The parents of KN, 48, divorced when he was three years old. A huge conflict followed the divorce and KN and his older sister were only allowed to see their father on a few occasions every year. He grew up with his mother and sister and grandparents. His grandmother, who was a very strong and dominant woman, assisted his mother in raising him and his sister.
Years went by and the father did not show much interest in the children, probably because the mother and grandmother did their best to talk negatively about him. KN was often told, ‘Watch out, otherwise you might end up like your father.’ He never understood what he had to be careful about, so he developed into a child who never took any space. He always played by himself and was very quiet and calm. He never asked for anything. His sister was the opposite – a lively and adventurous little girl who had very definite ideas about how things should be. She was also very demanding.
In his early twenties, KN moved away from home to pursue his studies. When he was 25, he met his wife-to-be. Their marriage was harmonious most of the time, partly because KN never entered into conflict. He never stood up for himself in a strong way; rather, he avoided disagreements and in difficult situations he let his wife make the decisions. To her this was very confusing, as he had a profession that demanded otherwise.

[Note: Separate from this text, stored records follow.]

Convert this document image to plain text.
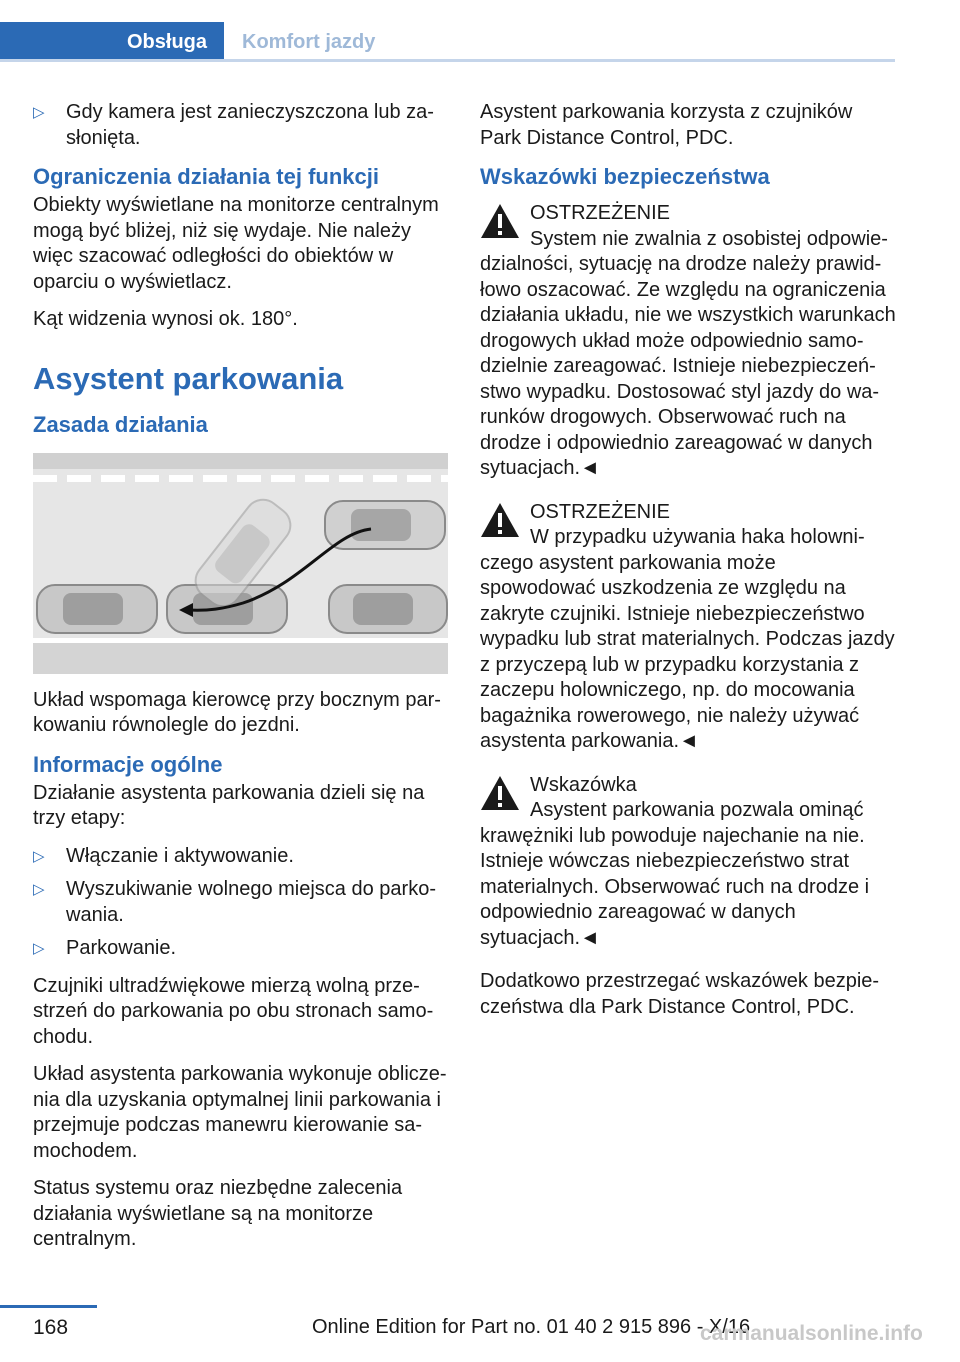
Obsługa	Komfort jazdy
▷ Gdy kamera jest zanieczyszczona lub zasłonięta.
Ograniczenia działania tej funkcji

Obiekty wyświetlane na monitorze centralnym mogą być bliżej, niż się wydaje. Nie należy więc szacować odległości do obiektów w oparciu o wyświetlacz.

Kąt widzenia wynosi ok. 180°.

Asystent parkowania
Zasada działania

Układ wspomaga kierowcę przy bocznym parkowaniu równolegle do jezdni.

Informacje ogólne

Działanie asystenta parkowania dzieli się na trzy etapy:

▷ Włączanie i aktywowanie.
▷ Wyszukiwanie wolnego miejsca do parkowania.
▷ Parkowanie.

Czujniki ultradźwiękowe mierzą wolną przestrzeń do parkowania po obu stronach samochodu.

Układ asystenta parkowania wykonuje obliczenia dla uzyskania optymalnej linii parkowania i przejmuje podczas manewru kierowanie samochodem.

Status systemu oraz niezbędne zalecenia działania wyświetlane są na monitorze centralnym.

Asystent parkowania korzysta z czujników Park Distance Control, PDC.

Wskazówki bezpieczeństwa
OSTRZEŻENIE

System nie zwalnia z osobistej odpowiedzialności, sytuację na drodze należy prawidłowo oszacować. Ze względu na ograniczenia działania układu, nie we wszystkich warunkach drogowych układ może odpowiednio samodzielnie zareagować. Istnieje niebezpieczeństwo wypadku. Dostosować styl jazdy do warunków drogowych. Obserwować ruch na drodze i odpowiednio zareagować w danych sytuacjach.◄

OSTRZEŻENIE

W przypadku używania haka holowniczego asystent parkowania może spowodować uszkodzenia ze względu na zakryte czujniki. Istnieje niebezpieczeństwo wypadku lub strat materialnych. Podczas jazdy z przyczepą lub w przypadku korzystania z zaczepu holowniczego, np. do mocowania bagażnika rowerowego, nie należy używać asystenta parkowania.◄

Wskazówka

Asystent parkowania pozwala ominąć krawężniki lub powoduje najechanie na nie. Istnieje wówczas niebezpieczeństwo strat materialnych. Obserwować ruch na drodze i odpowiednio zareagować w danych sytuacjach.◄

Dodatkowo przestrzegać wskazówek bezpieczeństwa dla Park Distance Control, PDC.

168	Online Edition for Part no. 01 40 2 915 896 - X/16
carmanualsonline.info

Her experience was that he behaved like two different personalities, one at work and the other at home. She could see that very clearly, as they had been colleagues before they married.
Though KN’s mother lived far away, she did her best to interfere in his family life. His wife found her very controlling and manipulative. Her own parents seldom told her how to act; in fact she had been used to having responsibility and freedom from the age of only five or six.
This brought a lot of frustration into the marriage. KN never stood up io his mother and she went on and on and on… It was obvious that KN was afraid of conflict, at least in his private life.
Finally his wife decided to stop meeting his family. She was tired of being the one who had to stand up for her own family without being supported by her husband.
This was not the only trouble in KN’s family. His sister, who had had a lot of problems in her family life, had divorced. At that point, for a lot of reasons, a major disagreement arose between the sister and the mother. The result was that the sister broke off all contact with both her mother and KN’s family. This cold war continued for ten years.
Within a month of starting to use the Supercoherence IAM Male frequency, KN began to change. Suddenly he could meet his mother on another level. As he put it, “I had to stand up for myself and my opinions. They are worth just as much as hers.”
He also stood up for himself in private and expressed his long-suppressed longing to ride a motorcycle. So he bought one, and shortly after that he bought a boat. The family lives near a big lake and he said to his wife, “That lake has been crying out for me for many years and I feel really free on a boat. If I don’t get one, I will regret it.”
The relationship with his sister also became warmer. While there were still disagreements between them, now he explained his opinion in a clear way and did not let himself down. She was astonished. She was definitely not used to a brother who told her what he wanted.
As KN said, “Well, she just has to get used to it!”